As it is, there is no current review or appeals process for deportations. How would use of such profiling impact our commitments to the United Nations and international human rights laws with regard to how we approach the processing of refugee status applications?

Though I can understand their need in operating complex immigration systems, as an immigrant myself, I find it difficult to stomach any concept of profiling or classification.

A citizen now, I arrived as a child with my parents, who qualified under the skilled migrants category. I could never consider myself above or below other "classes" of immigrants.

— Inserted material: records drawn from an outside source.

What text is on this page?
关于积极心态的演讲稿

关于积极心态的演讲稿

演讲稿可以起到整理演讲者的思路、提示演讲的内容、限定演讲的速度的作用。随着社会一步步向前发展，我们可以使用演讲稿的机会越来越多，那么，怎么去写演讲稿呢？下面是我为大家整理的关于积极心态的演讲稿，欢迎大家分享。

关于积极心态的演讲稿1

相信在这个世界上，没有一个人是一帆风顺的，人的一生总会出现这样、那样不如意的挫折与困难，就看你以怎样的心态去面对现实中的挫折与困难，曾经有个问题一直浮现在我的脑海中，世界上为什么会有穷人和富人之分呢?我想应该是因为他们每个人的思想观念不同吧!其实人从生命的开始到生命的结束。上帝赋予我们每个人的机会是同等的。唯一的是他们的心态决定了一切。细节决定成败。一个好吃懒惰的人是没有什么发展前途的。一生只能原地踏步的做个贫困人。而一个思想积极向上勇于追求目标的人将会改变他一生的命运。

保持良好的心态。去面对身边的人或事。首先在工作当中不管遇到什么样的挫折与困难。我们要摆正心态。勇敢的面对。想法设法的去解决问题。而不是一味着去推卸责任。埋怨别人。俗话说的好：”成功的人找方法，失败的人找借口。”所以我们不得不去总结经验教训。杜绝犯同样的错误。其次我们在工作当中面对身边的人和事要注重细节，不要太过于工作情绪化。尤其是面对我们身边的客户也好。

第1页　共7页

Enforcing such divisions within migrant communities would also fracture what is often a vital source of support to people who are already grappling with adjusting to a new country, culture, language and how they fit into the fabric of society in their new home.

It can also expose already vulnerable groups to exploitation due to their immigration status.

Most importantly, if we frame the very language of the system that manages how we move people through our borders in terms of monetary cost and risk, and reduce whole human beings to "benefits" or "burdens" based on projections rather than fact, how deeply does that undermine our belief in New Zealand as a place that values fairness, human dignity, individual potential and the strength of community?

*Saziah Bashir is a freelance journalist commenting on issues of social justice, race and gender. She completed an LLB, BCom and LLM from the University of Auckland.